We're now deep within the active period for ticks on the Cape, Coast and Islands, and many of them harbor illnesses that can make humans sick--including Lyme, Babesiosis, Anaplasmosis and other diseases with sobering names.
WCAI Morning Edition Host Kathryn Eident talked with Cape Cod Cooperative Extension Entomologist Larry Dapsis about this year's tick population, and how to protect ourselves.
Eident: Any time the temperature is above what 40 degrees, we need to be worried about ticks. Of course, now we've got temperatures consistently in the 50s and higher. So talk about what we're looking at for ticks this season.
Dapsis: We have to be mindful when temperatures are above freezing. Any time you have temperatures above freezing, or a break in snow cover, you'll have tick activity. If you look at the case data on Lyme disease in the U.S., we see cases of Lyme disease in January, February and March. So, the risk of getting a tick bite and something like Lyme disease is year-round.
Eident: So really, the lesson here is-- much like with applying sunscreen even if it's cold out--you should be protecting yourself.
Dapsis: Absolutely. I mean, the primary tactic in the tool box that we recommend is permethrin-treated clothing and footwear. I wear it around and if you do that, you reduce your chances of getting bitten by a tic by least 90 percent.
Eident: Is there any way to gauge how bad a tick population might be in a given year? Are there environmental factors that would encourage more ticks?
Dapsis: There's a lot of media coverage right now that predicting the apocalypse. And I just kind of roll my eyes. We did five years of surveillance and what we saw are at 14 different sites that we're monitoring is that tick populations vary year on year-- but not by a tremendous amount. The populations are regulated by the structure of the host animal communities. So, it's really about how many mice and chipmunks and squirrels and how many eggs were laid.
I've read reports that the rain caused a huge tick surge. Rain doesn't create ticks. OK? This is not spontaneous generation. [laughs] What all the precipitation does is create environmental conditions that are conducive for the ticks to be active. And they have a behavior called questing where they get up on foliage and they point their legs up the air. And when you have conditions where the humidity drops-- when you get dry conditions--it forces to ticks back down deeper into the leaf litter.

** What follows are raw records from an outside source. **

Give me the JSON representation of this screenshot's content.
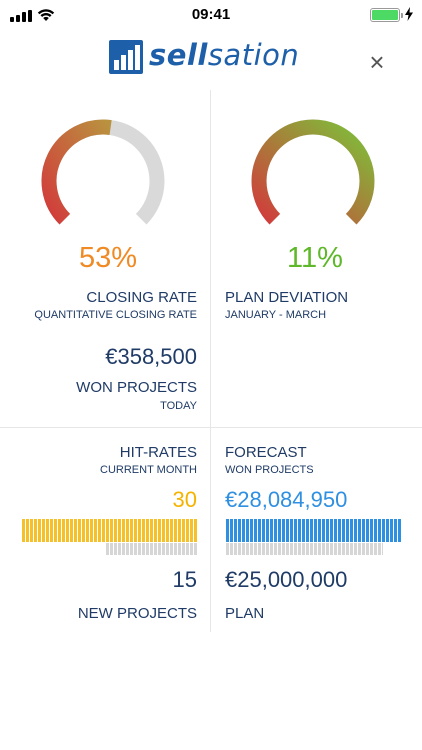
{
  "status": {
    "time": "09:41"
  },
  "logo": {
    "part1": "sell",
    "part2": "sation"
  },
  "gauges": {
    "closing": {
      "value": 0.53,
      "color_start": "#d23b3b",
      "color_end": "#b9923f",
      "track": "#d9d9d9",
      "pct_color": "#f08a24"
    },
    "deviation": {
      "value": 1.0,
      "color_start": "#d23b3b",
      "color_end": "#7cc23a",
      "track": "#d9d9d9",
      "pct_color": "#5fb82a"
    }
  },
  "closing_rate": {
    "percent": "53%",
    "title": "CLOSING RATE",
    "subtitle": "QUANTITATIVE CLOSING RATE",
    "amount": "€358,500",
    "amount_label": "WON PROJECTS",
    "amount_sub": "TODAY"
  },
  "plan_deviation": {
    "percent": "11%",
    "title": "PLAN DEVIATION",
    "subtitle": "JANUARY - MARCH"
  },
  "hit_rates": {
    "title": "HIT-RATES",
    "subtitle": "CURRENT MONTH",
    "value": "30",
    "value_color": "#f5b300",
    "bar_color": "#f5c02a",
    "bar_fill": 1.0,
    "ref_fill": 0.5,
    "plan_value": "15",
    "plan_label": "NEW PROJECTS"
  },
  "forecast": {
    "title": "FORECAST",
    "subtitle": "WON PROJECTS",
    "value": "€28,084,950",
    "value_color": "#2f8fe0",
    "bar_color": "#2f8fe0",
    "bar_fill": 1.0,
    "ref_fill": 0.89,
    "plan_value": "€25,000,000",
    "plan_label": "PLAN"
  }
}
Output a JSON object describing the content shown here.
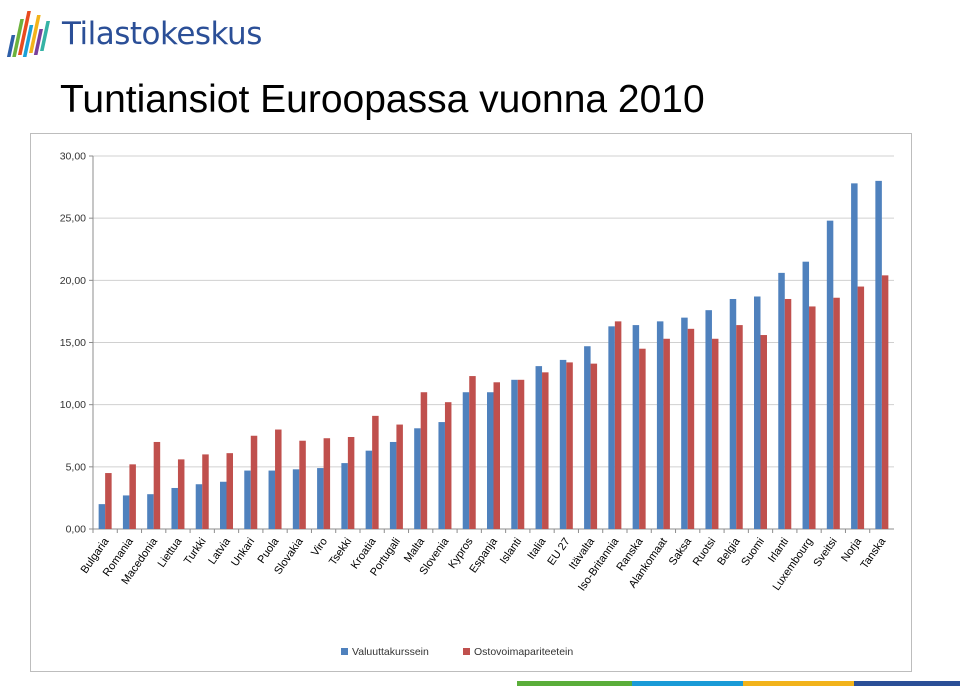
{
  "header": {
    "logo_text": "Tilastokeskus",
    "title": "Tuntiansiot Euroopassa vuonna 2010"
  },
  "colors": {
    "logo_bars": [
      "#2e5fa8",
      "#6bb23d",
      "#e84b1f",
      "#1aa0d8",
      "#f2b31b",
      "#7a3f9c",
      "#35b3a5"
    ],
    "stripe": [
      "#5aae3a",
      "#1a9bd7",
      "#f2b31b",
      "#2b4f97"
    ]
  },
  "chart_data": {
    "type": "bar",
    "categories": [
      "Bulgaria",
      "Romania",
      "Macedonia",
      "Liettua",
      "Turkki",
      "Latvia",
      "Unkari",
      "Puola",
      "Slovakia",
      "Viro",
      "Tsekki",
      "Kroatia",
      "Portugali",
      "Malta",
      "Slovenia",
      "Kypros",
      "Espanja",
      "Islanti",
      "Italia",
      "EU 27",
      "Itävalta",
      "Iso-Britannia",
      "Ranska",
      "Alankomaat",
      "Saksa",
      "Ruotsi",
      "Belgia",
      "Suomi",
      "Irlanti",
      "Luxembourg",
      "Sveitsi",
      "Norja",
      "Tanska"
    ],
    "series": [
      {
        "name": "Valuuttakurssein",
        "color": "#4f81bd",
        "values": [
          2.0,
          2.7,
          2.8,
          3.3,
          3.6,
          3.8,
          4.7,
          4.7,
          4.8,
          4.9,
          5.3,
          6.3,
          7.0,
          8.1,
          8.6,
          11.0,
          11.0,
          12.0,
          13.1,
          13.6,
          14.7,
          16.3,
          16.4,
          16.7,
          17.0,
          17.6,
          18.5,
          18.7,
          20.6,
          21.5,
          24.8,
          27.8,
          28.0
        ]
      },
      {
        "name": "Ostovoimapariteetein",
        "color": "#c0504d",
        "values": [
          4.5,
          5.2,
          7.0,
          5.6,
          6.0,
          6.1,
          7.5,
          8.0,
          7.1,
          7.3,
          7.4,
          9.1,
          8.4,
          11.0,
          10.2,
          12.3,
          11.8,
          12.0,
          12.6,
          13.4,
          13.3,
          16.7,
          14.5,
          15.3,
          16.1,
          15.3,
          16.4,
          15.6,
          18.5,
          17.9,
          18.6,
          19.5,
          20.4
        ]
      }
    ],
    "y_ticks": [
      "0,00",
      "5,00",
      "10,00",
      "15,00",
      "20,00",
      "25,00",
      "30,00"
    ],
    "ylim": [
      0,
      30
    ],
    "grid": true,
    "legend_position": "bottom"
  }
}
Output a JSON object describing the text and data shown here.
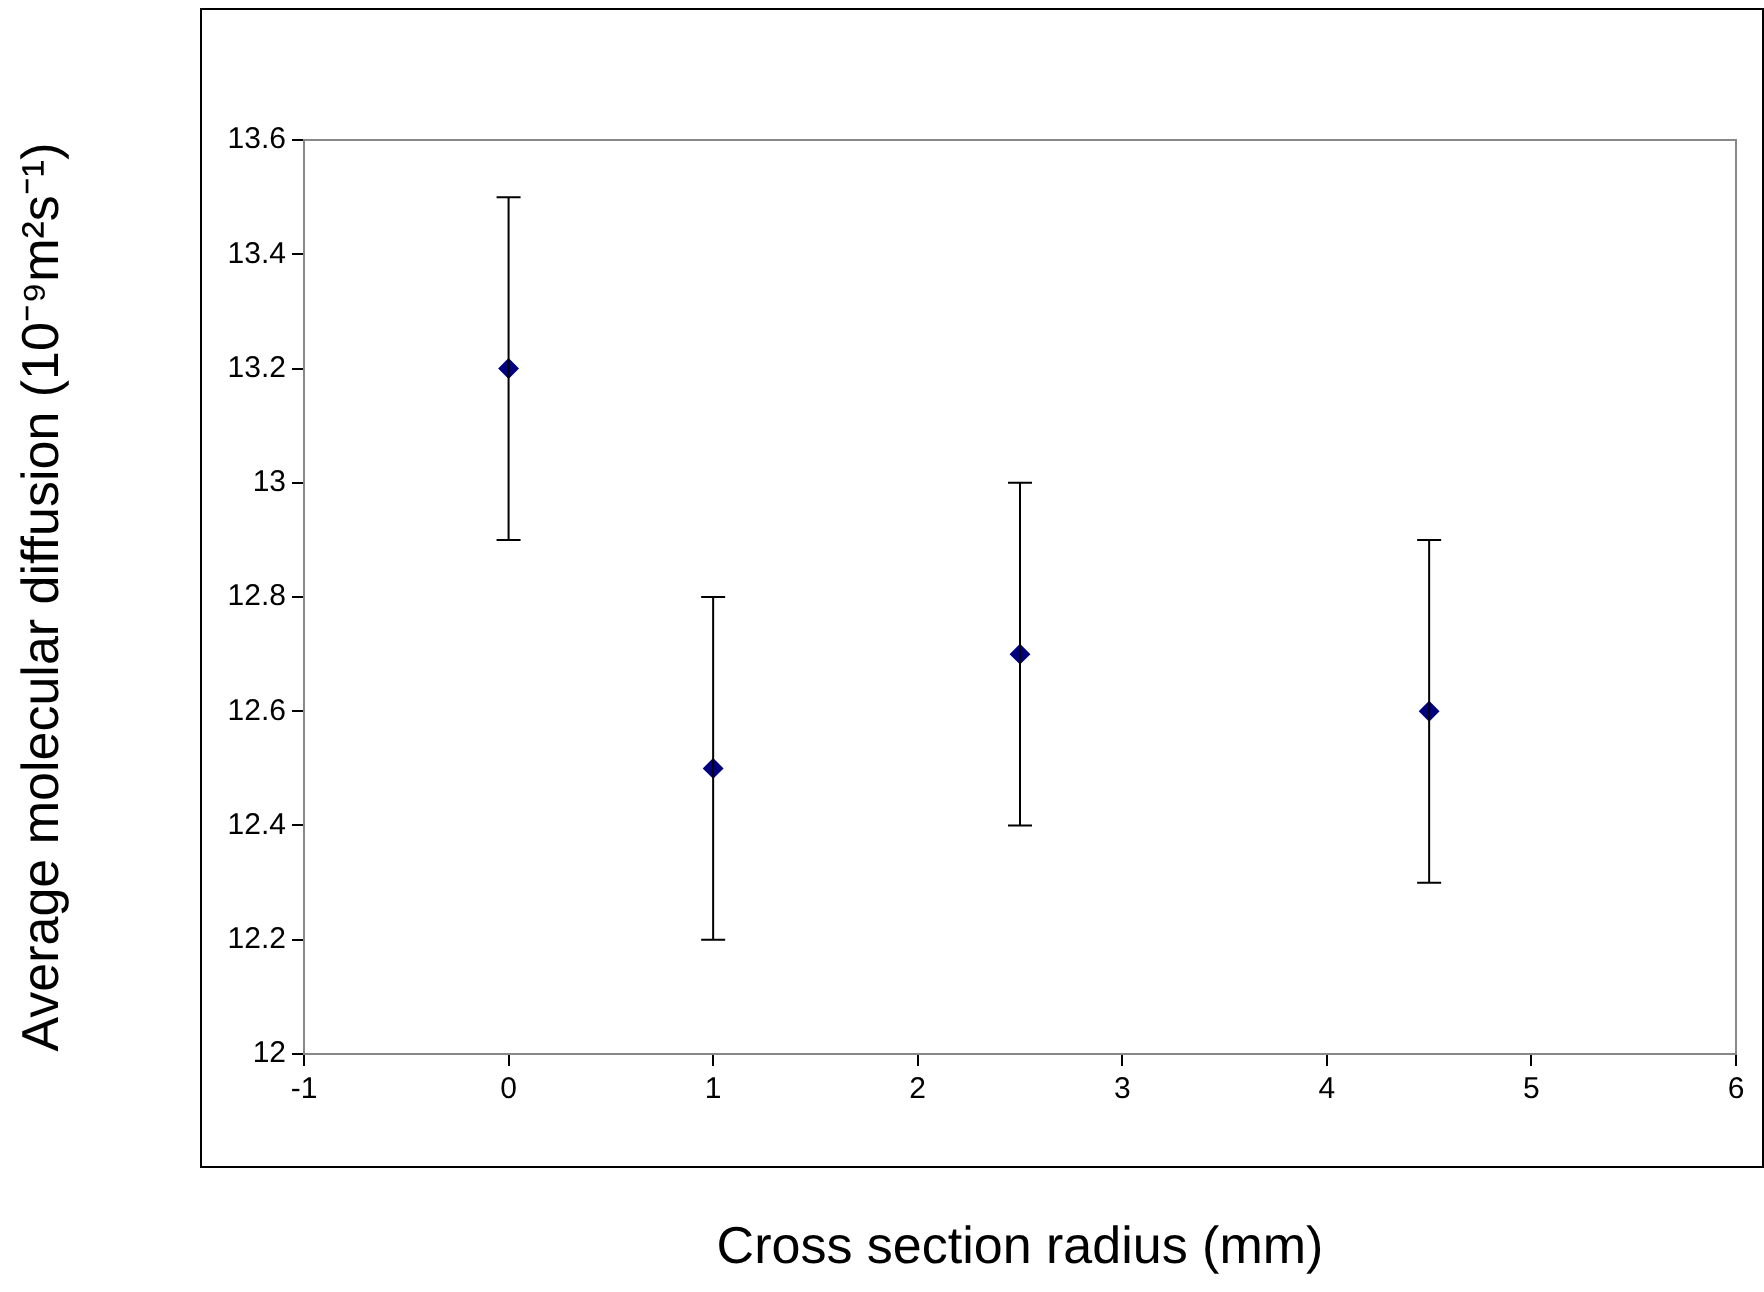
{
  "chart_data": {
    "type": "scatter",
    "xlabel": "Cross section radius (mm)",
    "ylabel": "Average molecular diffusion (10⁻⁹m²s⁻¹)",
    "x": [
      0,
      1,
      2.5,
      4.5
    ],
    "series": [
      {
        "color": "#000080",
        "values": [
          13.2,
          12.5,
          12.7,
          12.6
        ],
        "errors": [
          0.3,
          0.3,
          0.3,
          0.3
        ]
      }
    ],
    "xlim": [
      -1,
      6
    ],
    "xticks": [
      -1,
      0,
      1,
      2,
      3,
      4,
      5,
      6
    ],
    "ylim": [
      12,
      13.6
    ],
    "yticks": [
      12,
      12.2,
      12.4,
      12.6,
      12.8,
      13,
      13.2,
      13.4,
      13.6
    ],
    "grid": false,
    "legend": false,
    "marker": "diamond"
  }
}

So, with all this wet weather, it just provides conditions where they can be out there for a longer period of time, and it just increases the probability we might bump into one of these little landmines.
Eident: Remind us where you might be in the most prone to find a tick.
Dapsis: Yards are a good thing to consider because surveillance research showed that two-thirds of the people who submitted a tick for identification got those ticks in their own backyard. So, ticks and gardening go hand in hand. You're not going to find ticks in the middle of a lawn-- you know short grass, direct sunlight. It's just not a good environment for deer ticks. Lonestar ticks--we're finding them in places we don't you know see deer ticks, but you look at the edges of your lawn... it's cooler, more humid...that's where you're going to find the ticks.
So as part of a yard management strategy, I am a proponent of perimeter yard sprays. So, spray right about now to Memorial Day, and then a month later and that'll cover that window of when the nymphs are active. They're just starting to come out now, and the problem with that stage of the tick is that they'll be with us until early August. They're only the size of a poppy seed. And so you know it can elude you in a tick check.
Eident: Larry Dapsis, entomologist for the county of Barnstable at the Cape Cod extension, thank you as always for your insight.
Dapsis: Stay tick safe.
*This transcript was edited lightly for grammar and clarity.